Глафире, стоявшей уже на самом рубеже исполнения ее давнего замысла – убить мужа и овладеть его состоянием, была очень невыгодна молва, что между нею и Гордановым есть какой-либо остаток привязанности. Горданов же был ей, конечно, необходим, потому что, кроме него, она ни на кого не могла положиться в этом трудном деле, за которое, не желая ничем рисковать, сама взяться не хотела, точно так же, как не намерен был подвергать себя непосредственному риску и Горданов, предоставивший к завершению всего плана омраченного Жозефа. Но Жозеф без Горданова то же, что тело без души, а Горданов, подозреваемый в сердечной интимности с Глафирой, опять неудобен и опасен. Всякая неловкость с его стороны ее компрометировала бы, а его неудача прямо выдала бы ее. Глафира никогда не упускала этого из вида и потому ревностно заботилась о так называемых «ширмах». Заметив, что Лара в девушках начала серьезно нравиться Горданову, Бодростина испугалась, чтобы Павел Николаевич как-нибудь не женился и тогда, с утратой выгод от вдовства Глафиры, не охладел бы к «общему делу»; но теперь замужняя Лариса была такими прелестными ширмами, расставить которые между собою и своим браво Глафира желала и даже считала необходимым, особенно теперь, когда она впала в новое беспокойство от изъявленного Михаилом Андреевичем намерения передать ей все состояние по новому духовному завещанию, в отмену того, которое некогда сожгла Глафира пред глазами Ропшина, подменив фальшивым. Теперь было ровно не за что убивать Михаила Андреевича, и между тем теперь-то и настала необходимость его убить, и эта необходимость росла и увеличивалась ежесекундно. Чем старик решительнее говорил с Ропшиным о своем намерении немедленно взять прежде отданное завещание, тем гибель его становилась ближе и неотвратимее. Это признал даже сам Ропшин, изнемогавший от страха при мысли о том, что произойдет, когда пакет будет взят и Бодростин увидит, как он был предательски и коварно обманут.

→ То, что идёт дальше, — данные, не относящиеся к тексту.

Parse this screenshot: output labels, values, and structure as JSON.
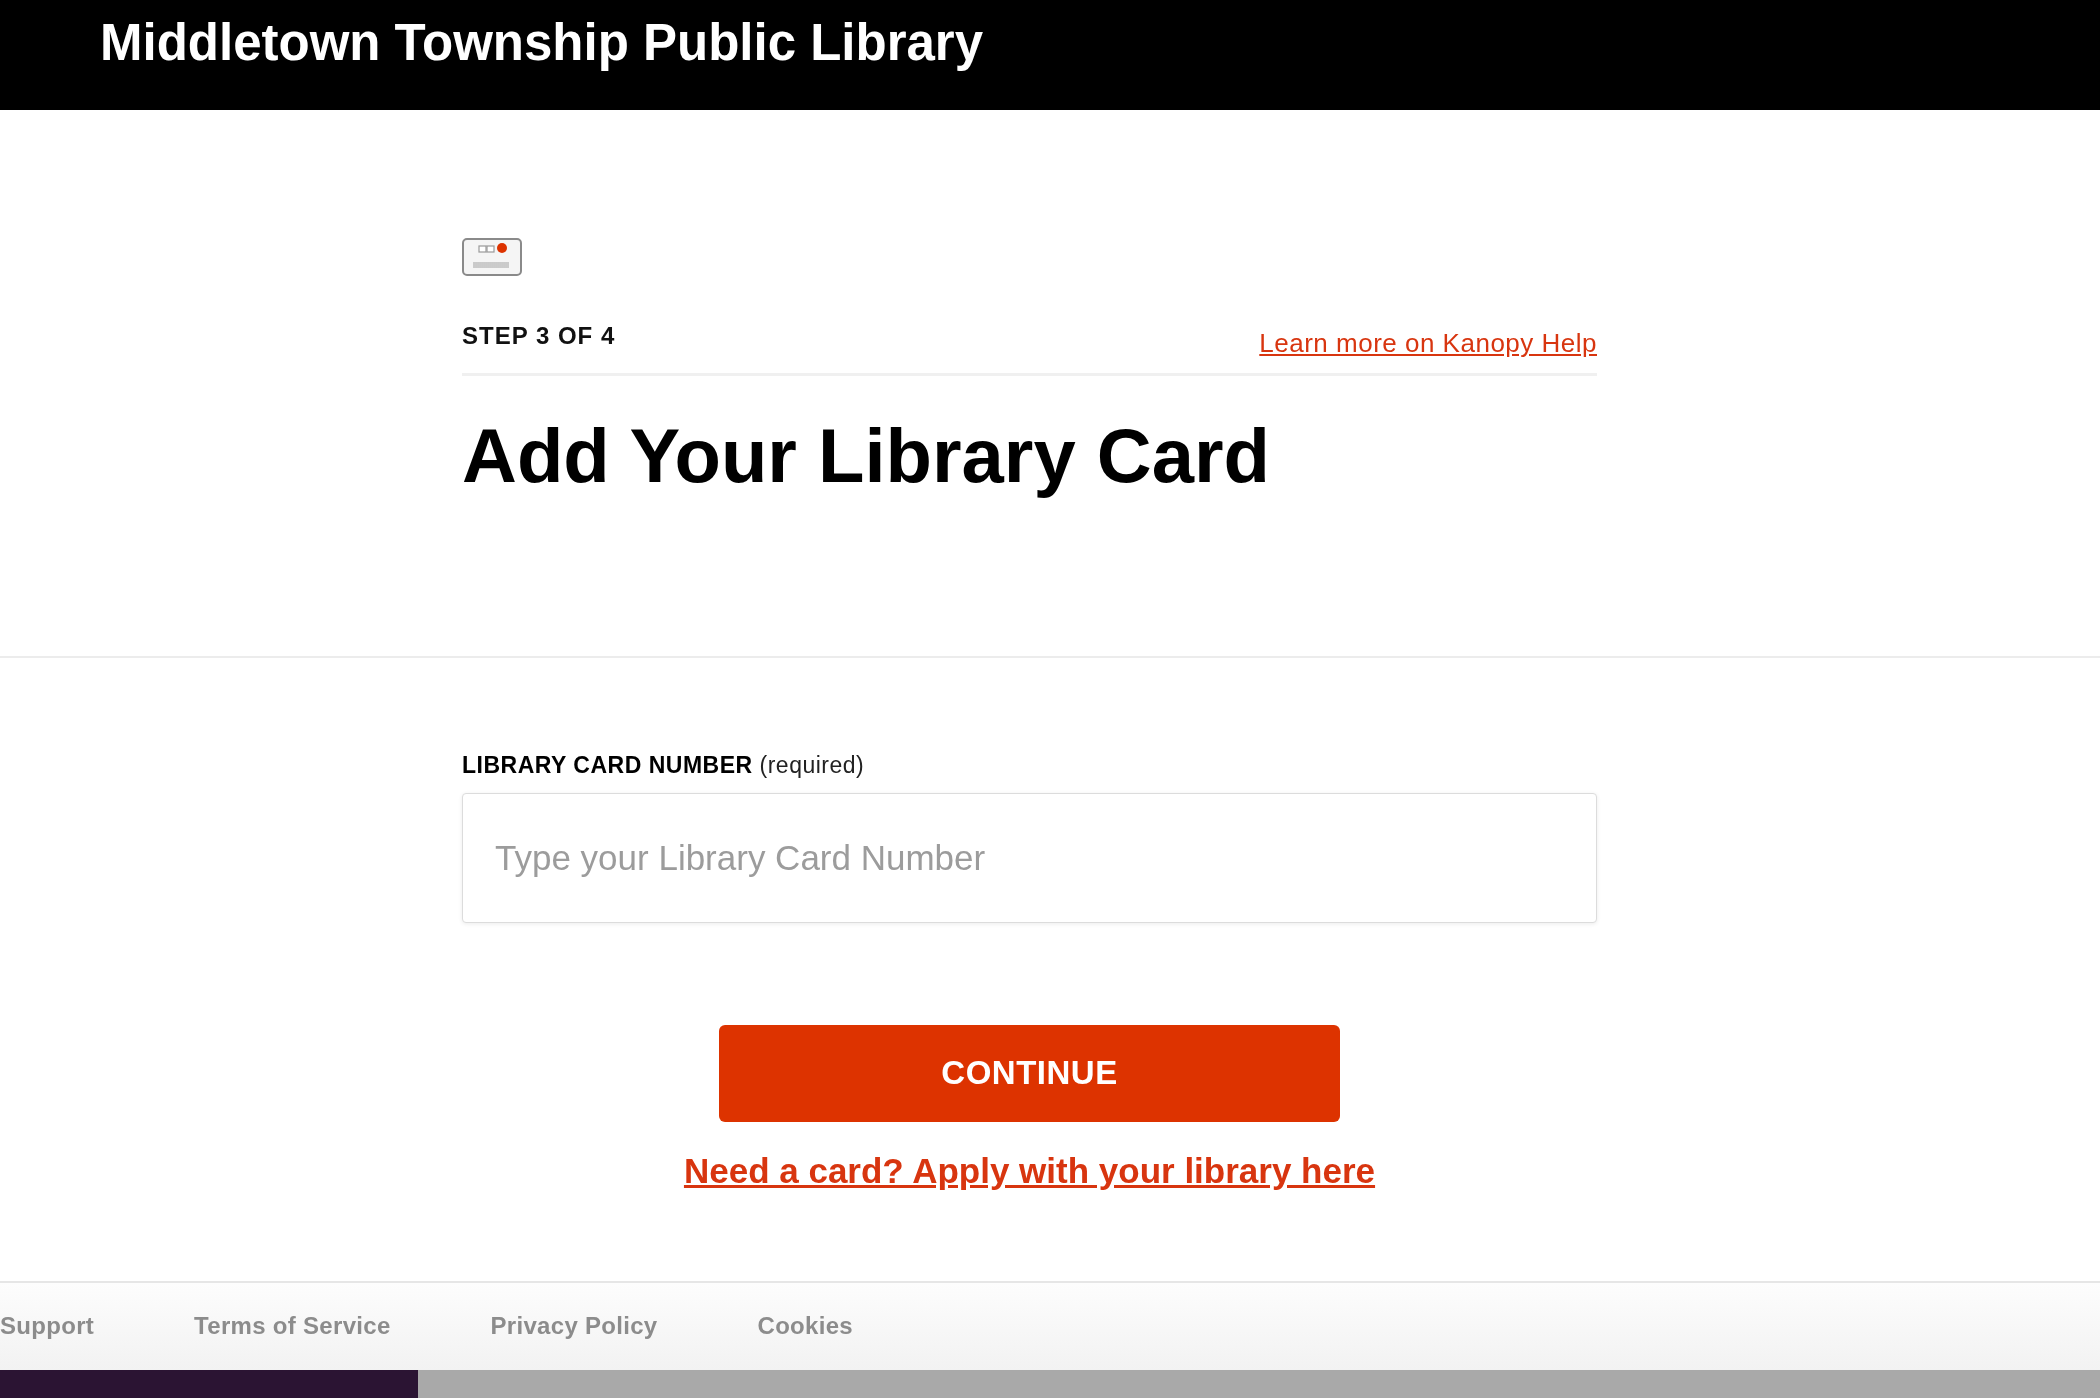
{
  "header": {
    "title": "Middletown Township Public Library"
  },
  "intro": {
    "step": "STEP 3 OF 4",
    "help_link": "Learn more on Kanopy Help",
    "heading": "Add Your Library Card"
  },
  "form": {
    "label": "**LIBRARY CARD NUMBER** (required)",
    "placeholder": "Type your Library Card Number",
    "button": "CONTINUE",
    "apply_link": "Need a card? Apply with your library here"
  },
  "footer": {
    "links": [
      "Support",
      "Terms of Service",
      "Privacy Policy",
      "Cookies"
    ]
  }
}
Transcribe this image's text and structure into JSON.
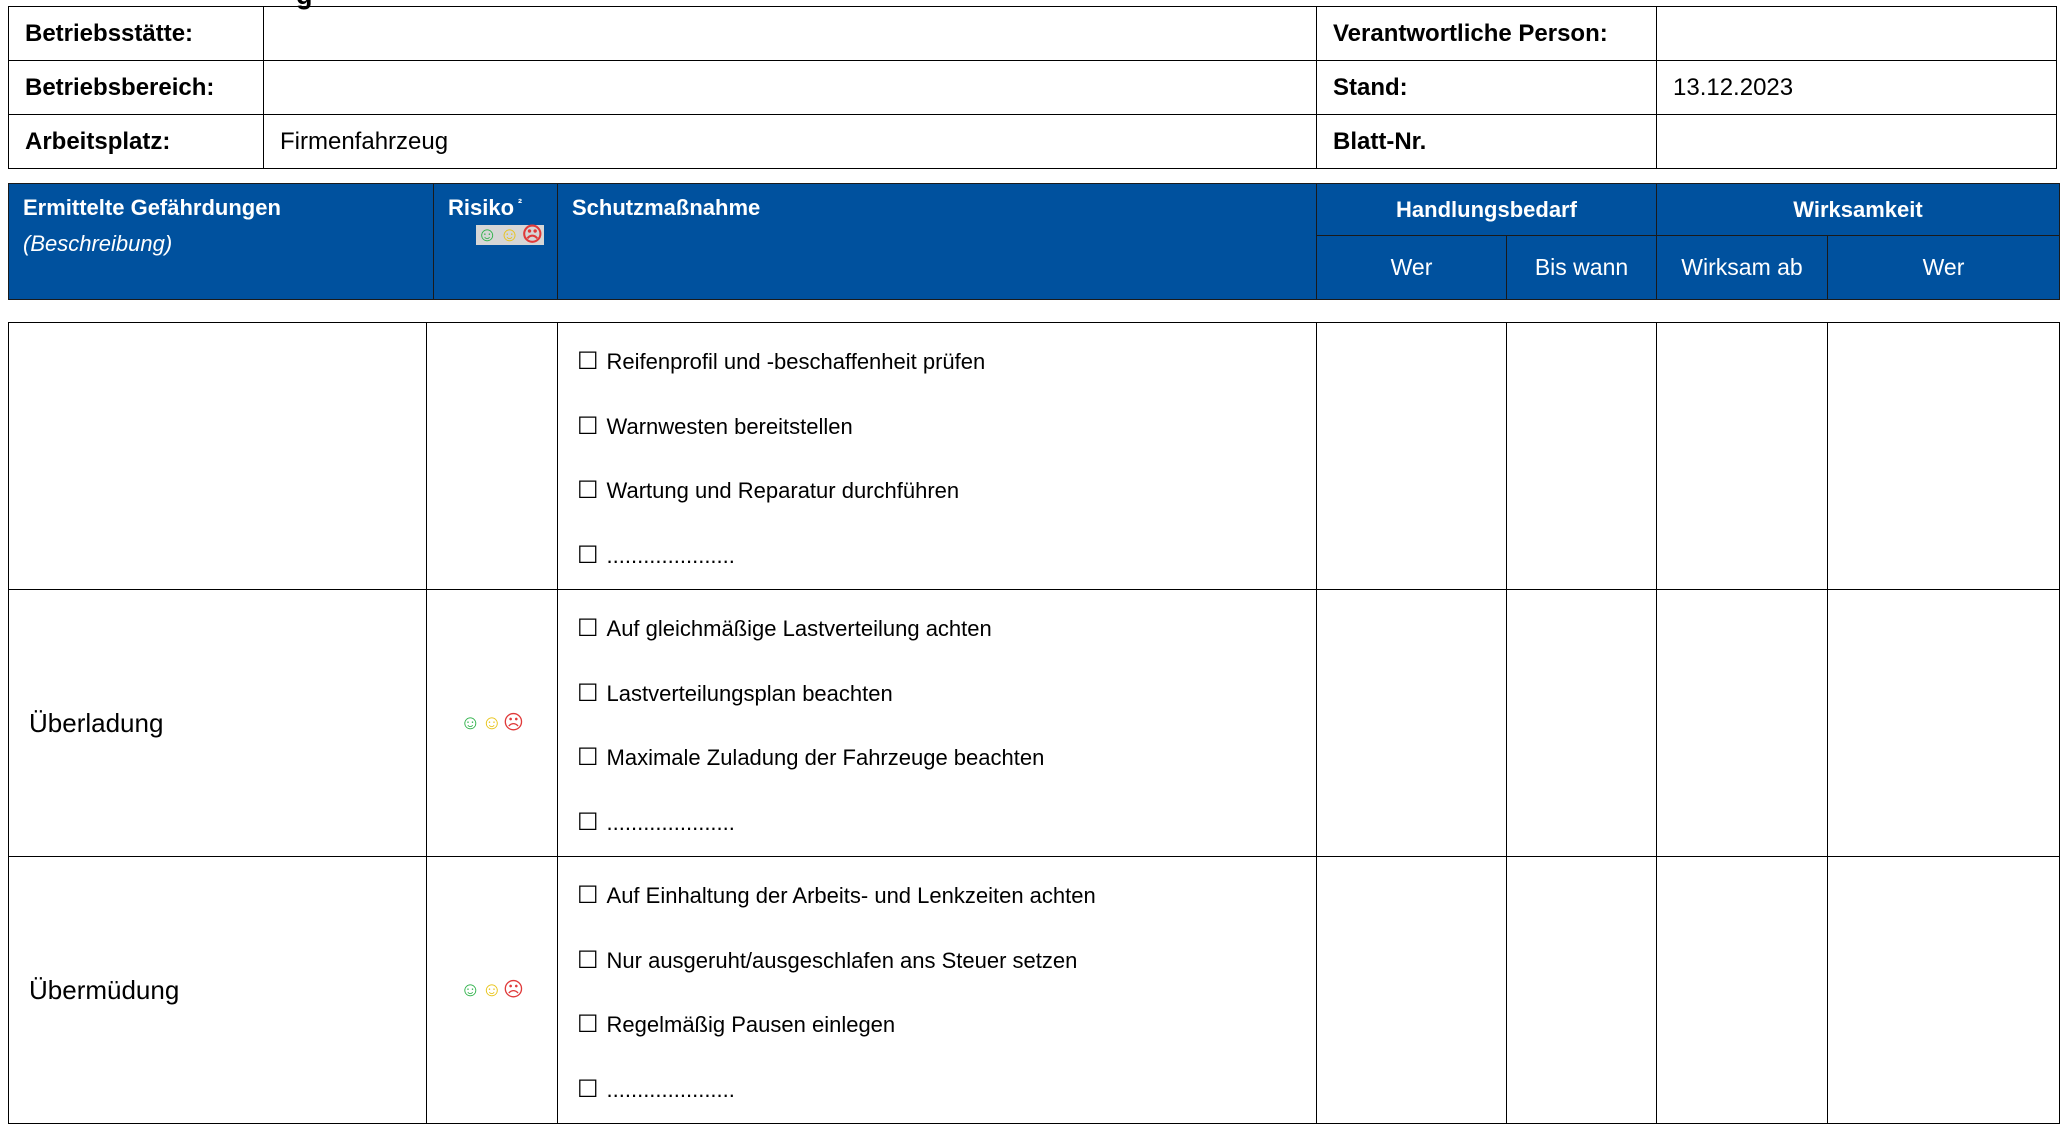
{
  "title_fragment": "g",
  "info": {
    "betriebsstaette_label": "Betriebsstätte:",
    "betriebsstaette_value": "",
    "verantwortliche_label": "Verantwortliche Person:",
    "verantwortliche_value": "",
    "betriebsbereich_label": "Betriebsbereich:",
    "betriebsbereich_value": "",
    "stand_label": "Stand:",
    "stand_value": "13.12.2023",
    "arbeitsplatz_label": "Arbeitsplatz:",
    "arbeitsplatz_value": "Firmenfahrzeug",
    "blatt_label": "Blatt-Nr.",
    "blatt_value": ""
  },
  "header": {
    "gefaehrdungen": "Ermittelte Gefährdungen",
    "beschreibung": "(Beschreibung)",
    "risiko": "Risiko",
    "risiko_sup": "²",
    "schutzmassnahme": "Schutzmaßnahme",
    "handlungsbedarf": "Handlungsbedarf",
    "wirksamkeit": "Wirksamkeit",
    "wer1": "Wer",
    "bis_wann": "Bis wann",
    "wirksam_ab": "Wirksam ab",
    "wer2": "Wer"
  },
  "smiley_glyphs": {
    "good": "☺",
    "neutral": "☺",
    "bad": "☹"
  },
  "checkbox_glyph": "☐",
  "rows": [
    {
      "gefaehrdung": "",
      "show_risk": false,
      "measures": [
        "Reifenprofil und -beschaffenheit prüfen",
        "Warnwesten bereitstellen",
        "Wartung und Reparatur durchführen",
        "....................."
      ]
    },
    {
      "gefaehrdung": "Überladung",
      "show_risk": true,
      "measures": [
        "Auf gleichmäßige Lastverteilung achten",
        "Lastverteilungsplan beachten",
        "Maximale Zuladung der Fahrzeuge beachten",
        "....................."
      ]
    },
    {
      "gefaehrdung": "Übermüdung",
      "show_risk": true,
      "measures": [
        "Auf Einhaltung der Arbeits- und Lenkzeiten achten",
        "Nur ausgeruht/ausgeschlafen ans Steuer setzen",
        "Regelmäßig Pausen einlegen",
        "....................."
      ]
    }
  ],
  "colors": {
    "header_bg": "#00519e",
    "smiley_green": "#2fb24a",
    "smiley_yellow": "#e8c418",
    "smiley_red": "#e03a3a"
  }
}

Тогда все мы погибнем, – говорил он Глафире, только что сообщив пред этим, что уже написано новое завещание и что Михаил Андреевич хочет немедленно заменить им то, которое хранится в Москве.

Бодростиной настала новая забота успокоивать Ропшина, что в эту пору уже было далеко не так легко, как во время оно, потому что теперь Ропшин страшился не того, что его прогонят с места, а ему грозила серьезная опасность повозить тачку в Нерчинских рудниках. Правда, Глафира в тайной аудиенции клялась ему, что, в случае несчастия, она все возьмет на себя, но он видимо мало верил ее клятвам и плохо ими успокоивался. Неприступной Глафире Васильевне оставалось одно: опоить его как дурманом страстию и усыпить его тревоги, но… Глафира не могла принудить себя идти с этим человеком далее кокетства, а этого уже было мало. Ропшин стал для нее самым опасным из преданных ей людей: она замирала от страха, что он в одну прелестную минуту кинется в ноги ее мужу и во всем повинится, так как в этом Ропшин имел слабую надежду на пренебрежительное прощение со стороны Бодростина. Зная барские замашки Михаила Андреевича, лойяльный юноша уповал, что Бодростин плюнет ему в лицо, выгонит его вон, может быть даст сгоряча пинка ногой, и все это будет один на один и тем и кончится, хотя, разумеется, кончится далеко не так, как некогда мечтал этот чухонец, тоже возлелеявший в себе надежду обладать и роскошною вдовой, и ее миллионами.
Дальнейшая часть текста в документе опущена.